At some point you have to take the training wheels off open source and let it truly be disruptive. IBM has done a great job of using open source within its proprietary product lines - it understands "complements" very well and uses Linux, Apache, etc. accordingly.

But many of the upstarts believe in open source as a substitute, too, and I can tell you from direct, personal, daily experience (both with Alfresco and with the 10 open-source startups I advise) that there's a heck of a lot of "substitution" going on. As I've written elsewhere, there's a long runway for the mega-corps like IBM, Oracle, and Microsoft, but open source will eventually breach those defenses, too.

IBM probably has less to worry about than others because it has long understood that services are a key component to delivering value. Just don't get too attached to those outsized license revenues.

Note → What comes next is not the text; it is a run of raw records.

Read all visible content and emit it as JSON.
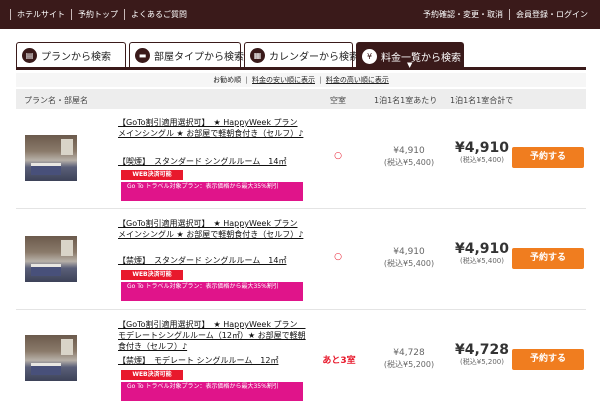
{
  "topbar": {
    "left": [
      "ホテルサイト",
      "予約トップ",
      "よくあるご質問"
    ],
    "right": [
      "予約確認・変更・取消",
      "会員登録・ログイン"
    ]
  },
  "tabs": [
    {
      "label": "プランから検索",
      "icon": "plan-icon",
      "active": false
    },
    {
      "label": "部屋タイプから検索",
      "icon": "bed-icon",
      "active": false
    },
    {
      "label": "カレンダーから検索",
      "icon": "calendar-icon",
      "active": false
    },
    {
      "label": "料金一覧から検索",
      "icon": "yen-icon",
      "active": true
    }
  ],
  "sort": {
    "items": [
      "お勧め順",
      "料金の安い順に表示",
      "料金の高い順に表示"
    ],
    "separator": "|"
  },
  "table_header": {
    "plan": "プラン名・部屋名",
    "vacancy": "空室",
    "per_person": "1泊1名1室あたり",
    "total": "1泊1名1室合計で"
  },
  "rows": [
    {
      "plan_name": "【GoTo割引適用選択可】　★ HappyWeek プラン メインシングル ★ お部屋で軽朝食付き（セルフ）♪",
      "room": "【喫煙】　スタンダード シングルルーム　14㎡",
      "web_badge": "WEB決済可能",
      "goto_badge": "Go To トラベル対象プラン：表示価格から最大35%割引",
      "vacancy": "○",
      "price_per": "¥4,910",
      "price_per_tax": "(税込¥5,400)",
      "price_total": "¥4,910",
      "price_total_tax": "(税込¥5,400)",
      "book": "予約する"
    },
    {
      "plan_name": "【GoTo割引適用選択可】　★ HappyWeek プラン メインシングル ★ お部屋で軽朝食付き（セルフ）♪",
      "room": "【禁煙】　スタンダード シングルルーム　14㎡",
      "web_badge": "WEB決済可能",
      "goto_badge": "Go To トラベル対象プラン：表示価格から最大35%割引",
      "vacancy": "○",
      "price_per": "¥4,910",
      "price_per_tax": "(税込¥5,400)",
      "price_total": "¥4,910",
      "price_total_tax": "(税込¥5,400)",
      "book": "予約する"
    },
    {
      "plan_name": "【GoTo割引適用選択可】　★ HappyWeek プラン　モデレートシングルルーム（12㎡）★ お部屋で軽朝食付き（セルフ）♪",
      "room": "【禁煙】　モデレート シングルルーム　12㎡",
      "web_badge": "WEB決済可能",
      "goto_badge": "Go To トラベル対象プラン：表示価格から最大35%割引",
      "vacancy": "あと3室",
      "price_per": "¥4,728",
      "price_per_tax": "(税込¥5,200)",
      "price_total": "¥4,728",
      "price_total_tax": "(税込¥5,200)",
      "book": "予約する"
    }
  ],
  "colors": {
    "header": "#3a1a1a",
    "book": "#f07d1f",
    "web": "#e8192c",
    "goto": "#e0148a"
  }
}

Posted by: Matt Asay at November 29, 2007 08:09 AM

Im confused Savio...what dont you understand about a software subscription annuity model? $200-500mill today in base revenue could easily be (along with a modest growth rate of new customers, which Red Hat doesnt seem to have a problem getting) over $1bill in revenue in the near future. Keep providing value to customers (RH is #1 4 years in a row). Keep your renewals (RH has a 90% renewal rate). Keep getting new customers and adding products (JBOSS, MetaMatrix,etc.).

Your comments seem to be at best irresponsible...and at worst plain ignorant?

But hey, I think Red Hat likes being the underestimated darkhorse.

Posted by: Joel Jackson at November 29, 2007 03:33 PM

OK, Savio. I've taken the bait and blogged further on the topic:
http://connollyshaun.blogspot.com/2007/11/scaling-software-business-open-source.html

Posted by: Shaun Connolly at November 29, 2007 06:47 PM

Matt,

You are clearly open sources best cheerleader and I have repsect, that said....

Red Hat is a bad example; sorry. They do not offer a free binary, and their binary is only valuable vs. other OSS companies because of ISV support which is a naturally tipping market (OSs in general).

Red Hat ranks high in value because of the high cost old HP gear they are taking out with it...more than anything. What is their next cost trick?

If the OSS model is scalable then why are the two most deployed OSS software groups (MYSQL, JBOSS) largely unprofitable?

I appreciate the blogging, but the reasoning is damn superficial around here sometimes.